I più esposti, ancora una volta, sono i fotografi. E quelli allineati a questa produzione social non sono neanche in cattiva fede. Non è che cavalcano coscientemente il momento ma in realtà chissà cos’hanno nel cassetto… la loro cifra espressiva corrisponde perfettamente e si muove all’unisono con le curve di Adobe. Altro non sarebbero in grado di fare.
La riprova sta nei concorsi internazionali, anche e soprattutto di alto livello, quelli con maggiore appeal: non c’è alcuna differenza tra un’immagine wedding realizzata a Los Angeles e un reportage sulle miniere di diamanti in Sud Africa. E neanche tanto per dire. A testimonianza che il modello iconografico massificato sacrifica la soggettività dell’autore a favore della divulgazione tout court. Ed è un’operazione suicida. Della stragrande maggioranza di questa produzione non resterà niente. Neanche la memoria dell’autore. Ma non tra cent’anni, è questione di un lustro. Non appena i media, in qualsiasi forma si presentino, decideranno di uscire dall’ubriacatura dell’allegoria digitale. E torneranno a occuparsi del contenuto per ciò che è. Sta già avvenendo.

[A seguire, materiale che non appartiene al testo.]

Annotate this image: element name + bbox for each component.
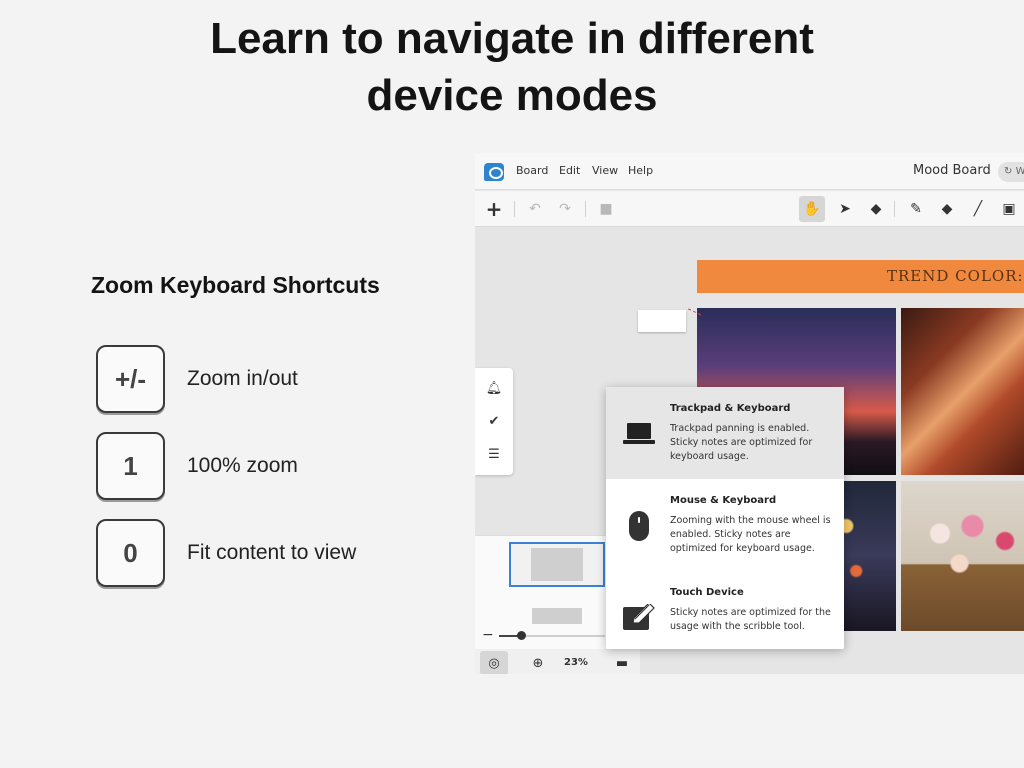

Ai piani alti sta già avvenendo. Tanto che la mischia è sempre più in basso, dove ci si misura esclusivamente sul compenso… pari a una mancia e un po’ di frutta di stagione, mai sull’identità del lavoro.

Solo il ripristino delle gerarchie espressive e delle competenze, quelle due robe insomma che hanno cura della qualità del sistema espressivo, nel suo insieme e nello specifico della sua destinazione d’uso, può ridare voce a una fotografia autenticamente mezzo di se stessa. E al momento attonita.